Les valeurs d’ASF rejoignent celle de ADU sur la proposition de pratiques professionnelles architecturales adaptées, qui intègrent les exclus et les plus démunis. Cependant, cette dernière traite davantage le développement que l’urgence. Je rejoins leur positionnement, car je trouve des difficultés à associer l’architecture à l’urgence étant donné que je ressens le besoin de m’imprégner d’un contexte, de réaliser des études de terrain, afin que le projet soit le plus cohérent possible. Ma présence régulière aux réunions mensuelles d’ASF m’a permis de comprendre leur méthode d’intervention.
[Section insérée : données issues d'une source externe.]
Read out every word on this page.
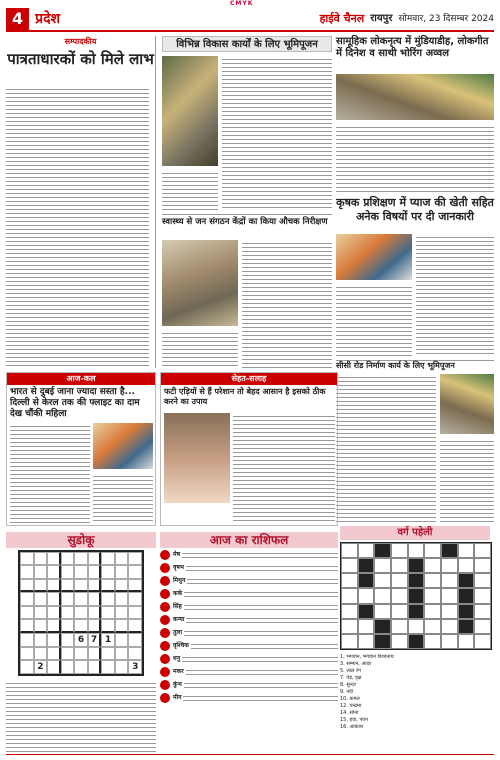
CMYK
4 प्रदेश	हाईवे चैनल रायपुर सोमवार, 23 दिसम्बर 2024
सम्पादकीय
पात्रताधारकों को मिले लाभ
विभिन्न विकास कार्यों के लिए भूमिपूजन	सामूहिक लोकनृत्य में मुंडियाडीह, लोकगीत में दिनेश व साथी भोरिंग अव्वल
स्वास्थ्य से जन संगठन केंद्रों का किया औचक निरीक्षण
कृषक प्रशिक्षण में प्याज की खेती सहित अनेक विषयों पर दी जानकारी
सीसी रोड निर्माण कार्य के लिए भूमिपूजन
आज-कल
भारत से दुबई जाना ज्यादा सस्ता है... दिल्ली से केरल तक की फ्लाइट का दाम देख चौंकी महिला
सेहत-सलाह
फटी एड़ियों से हैं परेशान तो बेहद आसान है इसको ठीक करने का उपाय
सुडोकू
6 7 1
2	3
आज का राशिफल
मेष
वृषभ
मिथुन
कर्क
सिंह
कन्या
तुला
वृश्चिक
धनु
मकर
कुंभ
मीन
वर्ग पहेली
1. भगवान, भगवान विश्वनाथ
3. सम्मान, आदर
5. लाल रंग
7. पेड़, वृक्ष
8. सुन्दर
9. नदी
10. कमल
12. चन्द्रमा
14. सोना
15. हवा, पवन
16. आकाश
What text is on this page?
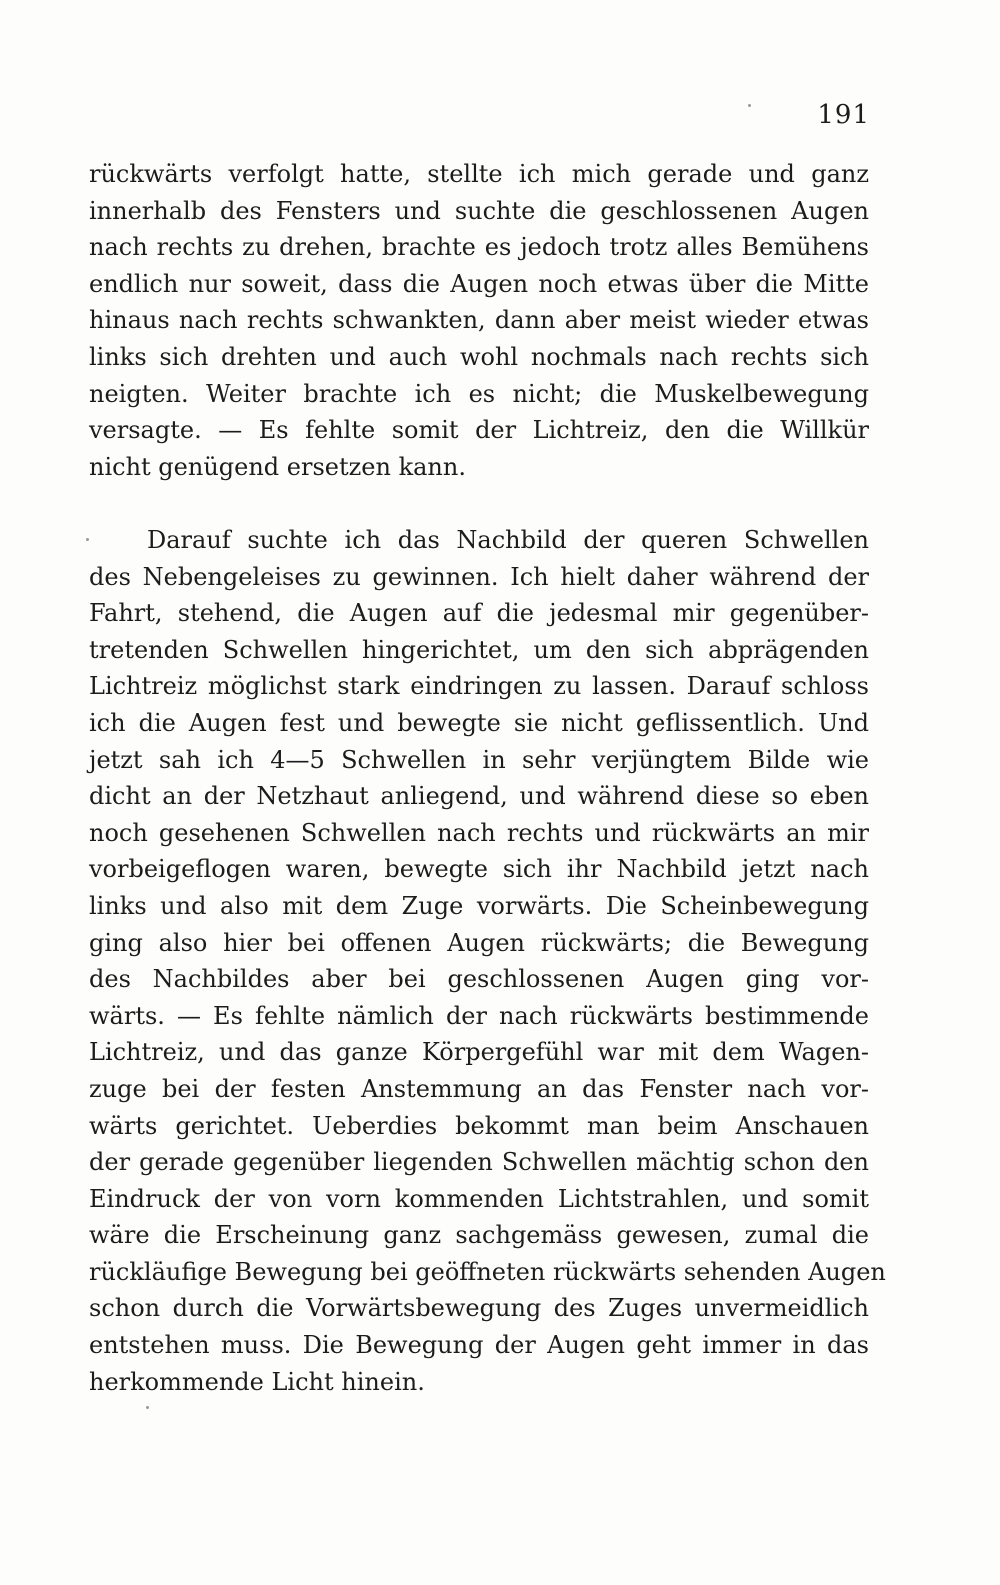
191
rückwärts verfolgt hatte, stellte ich mich gerade und ganz
innerhalb des Fensters und suchte die geschlossenen Augen
nach rechts zu drehen, brachte es jedoch trotz alles Bemühens
endlich nur soweit, dass die Augen noch etwas über die Mitte
hinaus nach rechts schwankten, dann aber meist wieder etwas
links sich drehten und auch wohl nochmals nach rechts sich
neigten. Weiter brachte ich es nicht; die Muskelbewegung
versagte. — Es fehlte somit der Lichtreiz, den die Willkür
nicht genügend ersetzen kann.
Darauf suchte ich das Nachbild der queren Schwellen
des Nebengeleises zu gewinnen. Ich hielt daher während der
Fahrt, stehend, die Augen auf die jedesmal mir gegenüber-
tretenden Schwellen hingerichtet, um den sich abprägenden
Lichtreiz möglichst stark eindringen zu lassen. Darauf schloss
ich die Augen fest und bewegte sie nicht geflissentlich. Und
jetzt sah ich 4—5 Schwellen in sehr verjüngtem Bilde wie
dicht an der Netzhaut anliegend, und während diese so eben
noch gesehenen Schwellen nach rechts und rückwärts an mir
vorbeigeflogen waren, bewegte sich ihr Nachbild jetzt nach
links und also mit dem Zuge vorwärts. Die Scheinbewegung
ging also hier bei offenen Augen rückwärts; die Bewegung
des Nachbildes aber bei geschlossenen Augen ging vor-
wärts. — Es fehlte nämlich der nach rückwärts bestimmende
Lichtreiz, und das ganze Körpergefühl war mit dem Wagen-
zuge bei der festen Anstemmung an das Fenster nach vor-
wärts gerichtet. Ueberdies bekommt man beim Anschauen
der gerade gegenüber liegenden Schwellen mächtig schon den
Eindruck der von vorn kommenden Lichtstrahlen, und somit
wäre die Erscheinung ganz sachgemäss gewesen, zumal die
rückläufige Bewegung bei geöffneten rückwärts sehenden Augen
schon durch die Vorwärtsbewegung des Zuges unvermeidlich
entstehen muss. Die Bewegung der Augen geht immer in das
herkommende Licht hinein.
Lors d’un projet, il y a en amont une phase d’analyse, puis, une équipe part en mission sur le terrain, cela va permettre d’aller rencontrer sur place les acteurs (associations, structures locales, pouvoirs publics…), prêt à s’investir dans le projet et pourquoi pas en trouver d’autre. Parfois, il se peut que l’équipe s’aperçoive que les besoins et les possibilités sont différents de ceux initialement annoncés, alors le projet est réadapté. C’est grâce à ces missions de terrain qui comprennent des études et des diagnostics que le projet trouve toute sa cohérence. Au-delà de leurs interventions post-catastrophe, ASF conçoit et réalise des projets de développement, fournit un regard technique, mais aussi intervient pour aider au montage de projets, à la création de partenariats, à trouver des subventions. Ils sont en quelques sortes, facilitateurs de projets. Des compétences administratives et de médiation sont alors requises. Dans le cours intitulé Mutations urbaines contemporaines de T. Manola, nous avons rédigé un article sur le rôle de l’architecte, et nous avons compris que la médiation et l’animation deviennent des outils importants pour l’architecte afin de faire le lien entre les habitants, les élus, les ONG, les différentes associations, etc. Celui-ci est de plus en plus amené à travailler avec de nombreux acteurs qui ont des enjeux différents et possèdent leurs propres intérêts. La médiation permet alors de dialoguer et de trouver un terrain d’entente.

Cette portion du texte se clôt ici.